Cost: roughly $350 for the toilet and $660 for the concealed tank carrier.
Translucent scratch- and heat-resistant epoxy resin is used in a new line of Toto Luminist sinks and tubs that can be lit from beneath to give bathrooms an otherworldy glow. Water temperature is digitally controlled by a knob on the surface of the sink or tub. A light indicator panel uses color to read water temperature: blue is cold; light purple indicates 93.2 degrees F; dark purple is 100.4 degrees and red is very hot — 107.6 degrees.
Cost: Neorest II Luminist lavatory with integrated sensor faucet $6,200; Neorest II Luminist soaking tub with integrated sensor bath faucet, $17,500.
Massage with sound
Kohler’s VibrAcoustic Bath mixes up the bath experience, adding music and sound vibration to an ergonomic tub to sooth the weary mind and body. A digital control panel lets you select tub level, water temperature and one of four instrumental compositions (Awakening, Solitude, Letting Go and Transcendence). Music is piped underwater through one stereo system and played into the atmosphere through a second. Or choose other massage presets and add your own music by operating your MP3 player through the system. Colored “chromatherapy” lights are choreographed to the music.
Cost: $10,000 to $13,000, including electronic controls
Take off the chill
In the quest to make the bath into a cozy haven, homeowners are installing small, direct-vent natural gas or propane fireplaces. For example, Canadian manufacturer Napoleon reports that any of its direct-vent gas fireplaces can be used in a bathroom. This model, the Torch, measures just 12 inches across and has a shallow firebox that fits nicely between 2-by-6-inch wall studs. It puts out about 6,000 BTUs.

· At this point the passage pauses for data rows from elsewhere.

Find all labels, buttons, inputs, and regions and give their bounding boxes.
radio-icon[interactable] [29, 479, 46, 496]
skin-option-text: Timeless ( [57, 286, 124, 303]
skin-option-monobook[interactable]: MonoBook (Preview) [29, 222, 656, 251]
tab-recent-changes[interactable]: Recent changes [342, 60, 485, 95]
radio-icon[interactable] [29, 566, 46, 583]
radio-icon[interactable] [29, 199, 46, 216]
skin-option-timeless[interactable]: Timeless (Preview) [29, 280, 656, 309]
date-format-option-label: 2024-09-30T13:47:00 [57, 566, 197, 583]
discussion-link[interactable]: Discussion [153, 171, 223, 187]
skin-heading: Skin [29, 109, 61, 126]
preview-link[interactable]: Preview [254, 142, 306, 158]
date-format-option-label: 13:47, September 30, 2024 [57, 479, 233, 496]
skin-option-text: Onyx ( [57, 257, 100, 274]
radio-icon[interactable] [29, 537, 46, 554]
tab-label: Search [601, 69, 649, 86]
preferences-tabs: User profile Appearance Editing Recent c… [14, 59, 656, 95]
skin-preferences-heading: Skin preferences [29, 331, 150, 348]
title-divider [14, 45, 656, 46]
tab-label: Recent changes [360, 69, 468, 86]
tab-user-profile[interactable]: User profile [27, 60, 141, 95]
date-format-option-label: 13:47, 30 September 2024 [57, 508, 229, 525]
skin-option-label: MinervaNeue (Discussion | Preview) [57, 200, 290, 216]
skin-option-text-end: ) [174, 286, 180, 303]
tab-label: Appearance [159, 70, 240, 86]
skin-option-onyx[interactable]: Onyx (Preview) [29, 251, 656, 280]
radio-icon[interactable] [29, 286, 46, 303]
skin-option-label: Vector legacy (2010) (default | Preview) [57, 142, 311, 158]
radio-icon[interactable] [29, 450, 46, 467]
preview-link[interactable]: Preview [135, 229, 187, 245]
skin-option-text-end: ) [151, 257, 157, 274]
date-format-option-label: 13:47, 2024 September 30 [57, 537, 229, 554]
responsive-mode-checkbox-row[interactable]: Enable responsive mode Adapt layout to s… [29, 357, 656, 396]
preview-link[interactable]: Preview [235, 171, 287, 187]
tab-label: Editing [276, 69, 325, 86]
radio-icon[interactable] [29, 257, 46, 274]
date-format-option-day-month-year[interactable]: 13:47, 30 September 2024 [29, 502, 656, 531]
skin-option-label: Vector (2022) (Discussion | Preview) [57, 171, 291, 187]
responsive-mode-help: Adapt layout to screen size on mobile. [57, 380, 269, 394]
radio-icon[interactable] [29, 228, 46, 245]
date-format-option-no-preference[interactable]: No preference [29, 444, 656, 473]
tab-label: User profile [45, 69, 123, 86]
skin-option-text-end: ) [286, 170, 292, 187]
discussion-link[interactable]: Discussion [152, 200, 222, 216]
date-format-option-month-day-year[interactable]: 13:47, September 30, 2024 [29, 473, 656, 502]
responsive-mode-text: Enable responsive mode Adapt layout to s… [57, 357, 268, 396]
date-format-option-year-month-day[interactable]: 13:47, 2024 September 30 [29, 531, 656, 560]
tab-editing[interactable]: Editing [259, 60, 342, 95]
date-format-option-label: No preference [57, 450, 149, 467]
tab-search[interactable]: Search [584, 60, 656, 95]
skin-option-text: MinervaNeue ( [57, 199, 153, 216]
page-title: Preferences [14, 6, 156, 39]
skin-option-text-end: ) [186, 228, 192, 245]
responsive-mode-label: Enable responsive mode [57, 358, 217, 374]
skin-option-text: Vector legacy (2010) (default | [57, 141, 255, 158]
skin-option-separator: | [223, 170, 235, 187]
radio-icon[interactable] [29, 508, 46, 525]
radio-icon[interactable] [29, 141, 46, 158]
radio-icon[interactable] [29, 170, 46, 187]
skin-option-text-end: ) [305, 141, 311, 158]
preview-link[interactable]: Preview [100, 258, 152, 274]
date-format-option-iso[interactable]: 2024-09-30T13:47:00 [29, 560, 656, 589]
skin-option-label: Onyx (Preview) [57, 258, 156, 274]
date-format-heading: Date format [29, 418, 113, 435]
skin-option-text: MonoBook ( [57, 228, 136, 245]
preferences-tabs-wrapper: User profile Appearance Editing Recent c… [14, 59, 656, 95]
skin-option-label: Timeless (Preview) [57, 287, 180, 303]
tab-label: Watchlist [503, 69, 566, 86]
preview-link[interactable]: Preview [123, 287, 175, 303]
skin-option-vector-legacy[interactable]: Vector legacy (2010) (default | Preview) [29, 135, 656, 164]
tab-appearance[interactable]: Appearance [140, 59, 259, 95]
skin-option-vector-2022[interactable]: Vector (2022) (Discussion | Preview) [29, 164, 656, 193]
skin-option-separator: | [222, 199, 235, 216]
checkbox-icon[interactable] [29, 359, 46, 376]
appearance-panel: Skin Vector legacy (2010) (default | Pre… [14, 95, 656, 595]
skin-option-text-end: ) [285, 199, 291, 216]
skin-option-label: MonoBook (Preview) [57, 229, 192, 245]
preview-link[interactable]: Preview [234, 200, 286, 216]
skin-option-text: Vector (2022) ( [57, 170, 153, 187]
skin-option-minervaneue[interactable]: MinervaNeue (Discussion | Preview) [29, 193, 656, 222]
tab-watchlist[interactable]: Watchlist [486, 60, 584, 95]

Cost: Suggested retail price starts at $1,608
Diamond Spas‘ Bennett reports a trend toward individual expression in bathrooms. “The shift I see is in aquatic personalization. People are looking for something unique, handcrafted quality and beauty, a bath made by artisans rather than mass-produced, a bath that was made exclusively for them.” City apartment and loft dwellers often choose small, deep Japanese soaking baths that provide a space-saving vertical soak rather than horizontal, she says. This circular, one-person tub, 42 inches around by 35 inches deep, has a bench seat.
“Soaking tub” is a term used a lot for luxury tubs. “Designs vary from a smaller bath with a deeper depth, such as a Japanese soaker, to a large rectangular bath with a body forming contoured bottom,” says Stephanie Bennett of Diamond Spas, a Colorado company that crafts custom stainless steel and copper tubs to buyers’ specifications. The tub pictured here is a contemporary, oval, full-skirted soaking bath designed for two: 42 inches wide by 72 inches long by 24 inches deep. It has a midcontoured bottom with a sloping reclined area at each end for relaxing face-to-face conversation.